You’re most likely linking dynamically, but libmuscle does install static libraries in case you need them. If you link statically, then you must add the -pthread option, as libmuscle uses background threads for communication.

Linking with libmuscle - PkgConfig¶

To link a non-MPI component with libmuscle using PkgConfig, use

pkg-config --libs ymmsl_fortran libmuscle_fortran

to get the flogs, or use your build system’s PkgConfig support with package names ymmsl and libmuscle. For MPI code, you should use

pkg-config --libs ymmsl_fortran libmuscle_mpi_fortran

instead.

Running with libmuscle¶

There’s one more thing: the directory that you’ve installed MUSCLE into is probably not in your system’s library search path, and as a result the dynamic linker won’t be able to find the libraries when you run your program. In order to fix this, LD_LIBRARY_PATH must be set, which you can do either by sourcing the muscle3.env file as described above, or with the following command:

~$ export LD_LIBRARY_PATH=$LD_LIBRARY_PATH:<PREFIX>/lib

If you have just installed MUSCLE3, then the above bits are currently on your screen, so you can just copy-paste them from there.

Intel Fortran compiler¶

MUSCLE3 cannot currently be compiled with the Intel toolchain (see above under C++ for details). You can however compile your submodel with the Intel compiler and link it to the GNU-compiled MUSCLE3 library, because the compilers are almost compatible. The one issue is that the .mod files created by the GNU compiler (and installed when you install libmuscle) cannot be read by the Intel compiler.

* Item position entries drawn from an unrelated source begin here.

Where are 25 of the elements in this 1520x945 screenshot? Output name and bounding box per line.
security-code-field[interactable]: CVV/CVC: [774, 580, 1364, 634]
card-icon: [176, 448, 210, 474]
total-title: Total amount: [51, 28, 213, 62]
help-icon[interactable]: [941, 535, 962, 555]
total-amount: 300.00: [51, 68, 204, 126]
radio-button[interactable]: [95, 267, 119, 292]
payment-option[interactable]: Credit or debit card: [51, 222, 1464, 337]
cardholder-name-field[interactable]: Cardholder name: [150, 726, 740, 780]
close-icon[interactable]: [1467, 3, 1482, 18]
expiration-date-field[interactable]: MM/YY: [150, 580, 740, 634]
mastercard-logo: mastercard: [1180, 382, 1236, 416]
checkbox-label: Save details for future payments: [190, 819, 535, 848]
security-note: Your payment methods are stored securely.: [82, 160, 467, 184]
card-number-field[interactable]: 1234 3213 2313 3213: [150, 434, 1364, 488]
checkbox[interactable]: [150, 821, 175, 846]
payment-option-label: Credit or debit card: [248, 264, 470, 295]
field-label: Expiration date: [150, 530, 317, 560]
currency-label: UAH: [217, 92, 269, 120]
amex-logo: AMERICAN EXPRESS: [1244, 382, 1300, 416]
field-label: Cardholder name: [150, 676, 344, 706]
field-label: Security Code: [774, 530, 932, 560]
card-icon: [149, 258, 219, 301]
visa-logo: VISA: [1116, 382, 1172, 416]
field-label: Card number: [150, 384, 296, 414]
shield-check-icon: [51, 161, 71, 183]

To solve this, you need to use the corresponding .f90 files instead. These are installed by in <PREFIX>/include, and are called libmuscle.f90, ymmsl.f90, and libmuscle_mpi.f90. You compile these as you would any other source file in your submodel, and then link them with rest of the submodel and the shared library as described above.

Intel has recently made it a bit easier to install their proprietary compilers, which should allow us to integrated it into the Continuous Integration system. That should enable support for it in MUSCLE3, and since many people want to use the Intel compilers (especially for compiling Fortran codes) we plan to do so in a future release. If this interests you, please add a comment to the issue on Intel compiler support so we know.